AWS Outage: We Need to Talk About These Nines
I walked out of a meeting, preparing to go to lunch. One of the guys on the database team grabs me as I pass and informs me that his AWS (Amazon Web Services) permissions are broken. He’s unable to see any of his S3 buckets. I walk to my workstation, sit down, log into the console and find that none of our S3 buckets seem to exist. First thing’s first- let my boss, the director of technology, know, then run to the development directors to inform them. Grabbing my laptop, it’s back to the conference room with my director and a fellow sysadmin. Amazon’s status site asserted that everything was actually okay. Operations is doing what they do best – scrambling. Email notifications are going out to the technology department, the sales department, and the customer management and support teams. Two of the team members from Operations and Help Desk were at an AWS conference. They chime in on the email threads, digitally chortling about how the presenters had finished explaining that the eleven-nines of availability meant the S3 service would only go down once every 10 million years just before their presentation ground to a halt, because S3 was… unavailable.
This was a small outage for us. But an outage is an outage and they happen. Ultimately, they’re unavoidable because nothing is flawless. Mistakes will always happen eventually and Murphy has a law out there that’s still on the books. Within a few hours, the services were back up and our products recovered. It was a shock when it happened, but once we got our bearings, there was nothing we could do but accept it and wait. Notifications were out, and so it was time to monitor and send new ones when things were back up. This is both the benefit and burden of relying on someone else’s infrastructure. The aftermath seen in the headlines the next day is where it gets interesting. The tech world was awash in scolding sentiments about redundancy and proper architecture. There was a considerable amount of finger waving and condescension exclaiming that all those companies that suffered outages should have used multiple providers or at the very least multiple regions. But in all fairness, that’s not what these cloud service companies sell us.
Everyone in the industry knows that buzzwords are just that, words. Those of us in the trenches hear them day in and day out. They’re sometimes what gets a company to buy into a brilliant new project, and other times the thing that gets a company to push a futile, terrible and frustrating new project.

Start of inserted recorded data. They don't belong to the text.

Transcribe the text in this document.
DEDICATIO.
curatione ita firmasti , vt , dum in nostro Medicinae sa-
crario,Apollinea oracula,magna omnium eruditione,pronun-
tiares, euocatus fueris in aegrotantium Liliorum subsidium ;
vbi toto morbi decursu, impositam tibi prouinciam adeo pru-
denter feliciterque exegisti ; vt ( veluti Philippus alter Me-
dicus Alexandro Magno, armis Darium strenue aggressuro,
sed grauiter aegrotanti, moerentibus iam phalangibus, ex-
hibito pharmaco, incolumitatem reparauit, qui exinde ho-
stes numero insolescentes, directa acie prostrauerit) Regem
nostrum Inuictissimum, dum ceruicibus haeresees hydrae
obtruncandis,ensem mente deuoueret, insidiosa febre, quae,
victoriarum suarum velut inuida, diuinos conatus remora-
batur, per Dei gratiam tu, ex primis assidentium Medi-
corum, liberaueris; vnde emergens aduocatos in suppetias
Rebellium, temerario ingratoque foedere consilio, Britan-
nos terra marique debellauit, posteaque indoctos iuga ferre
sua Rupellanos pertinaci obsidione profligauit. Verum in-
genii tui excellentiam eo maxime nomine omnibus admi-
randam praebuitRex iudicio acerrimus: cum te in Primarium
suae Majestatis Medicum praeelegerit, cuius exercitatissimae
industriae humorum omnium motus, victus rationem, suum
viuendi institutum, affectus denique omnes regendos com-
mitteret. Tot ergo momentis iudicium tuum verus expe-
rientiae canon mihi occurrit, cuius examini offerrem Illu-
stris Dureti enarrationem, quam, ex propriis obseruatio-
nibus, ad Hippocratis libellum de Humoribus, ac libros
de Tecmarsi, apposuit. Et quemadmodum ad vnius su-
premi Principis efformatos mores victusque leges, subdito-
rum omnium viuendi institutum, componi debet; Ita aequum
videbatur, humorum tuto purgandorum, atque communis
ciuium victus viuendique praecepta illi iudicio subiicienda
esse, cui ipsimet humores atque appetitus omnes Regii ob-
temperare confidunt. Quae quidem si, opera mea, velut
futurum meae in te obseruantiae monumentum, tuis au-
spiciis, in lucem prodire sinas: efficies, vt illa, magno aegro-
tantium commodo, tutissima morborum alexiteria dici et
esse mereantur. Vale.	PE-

The latest thing, for now, is to brag about the 9’s of uptime. Five-nines has become a misused claim that’s so pervasive very few people consider what it actually means anymore. Truly offering that level of uptime would mean that something is only unavailable a total of 5.26 minutes every year. So at eleven-nines, a five hour outage on S3 would be valid if the service didn’t have another outage for about 57.04 million years. I don’t think there’s anyone who doesn’t realize this is hyperbolic and that the vendors are really just trying to express an extremely high level of confidence (read hubris) in their product.
Technologists who work in an enterprise environment understand how important high availability is and the consequences of not configuring the proper level of redundancy. Those of us who have made the shift to a public cloud infrastructure are cautious about how readily we believe the claims these providers make. Every one of us has been burned at some point or another but we try to recognize why it happens and make sure we find a way to correct it or work around it. While we may balk at their exaggerations, at some point you have to trust your vendor. Companies aren’t in the habit of purchasing an EMC then going out and buying a 3Par as a back up when getting new SAN storage so why should the same mindset not apply to infrastructure as a service?
While I understand that companies like Netflix invest large sums of money into building suites of applications specifically made to cause outages so they can work to ensure their reliability, I also understand that not every company can afford the time, effort or assets to do this. The prospect of services such as AWS, Azure, Google Cloud and Digital Ocean are that companies can have access to the necessities of technological infrastructure in order to create, grow and innovate without the unattainable initial capital required to do so just ten years ago. With these services comes a certain expectation from their customer base that is in no way unwarranted. Amazon themselves got burned by this outage, as their status page was incorrect because it relied on the very services that went down. Most of the people who work with these things already knew they were relying on something that could fail and were taking a calculated risk in doing so, and those who didn’t know now. Unfortunately, mitigating those risks often takes a considerable effort by several times, and the driving forces behind it don’t always have the ability to allocate the necessary resources outside of their central team. Moments like this can sometimes be leveraged as proof of value for spending those resources, and those of us who lead these public infrastructure migrations try to do just that.
However, I question the validity of the allegations that customers should “know better.” These services are boasted as being unrealistically reliable, and while reason dictates that they can’t actually live up to their declarations, it shouldn’t be as far of a departure as it is. If a company is stating they have x-nines of reliability, they are asking to be relied upon. And when it’s a company like Amazon, an established technological powerhouse which not only embraces its position as the leader in public cloud offerings but redefined the market, those assertions should come with a level of accountability and expectation. We have to trust our vendors, so maybe it’s time they assess their claims and make them a bit more realistic.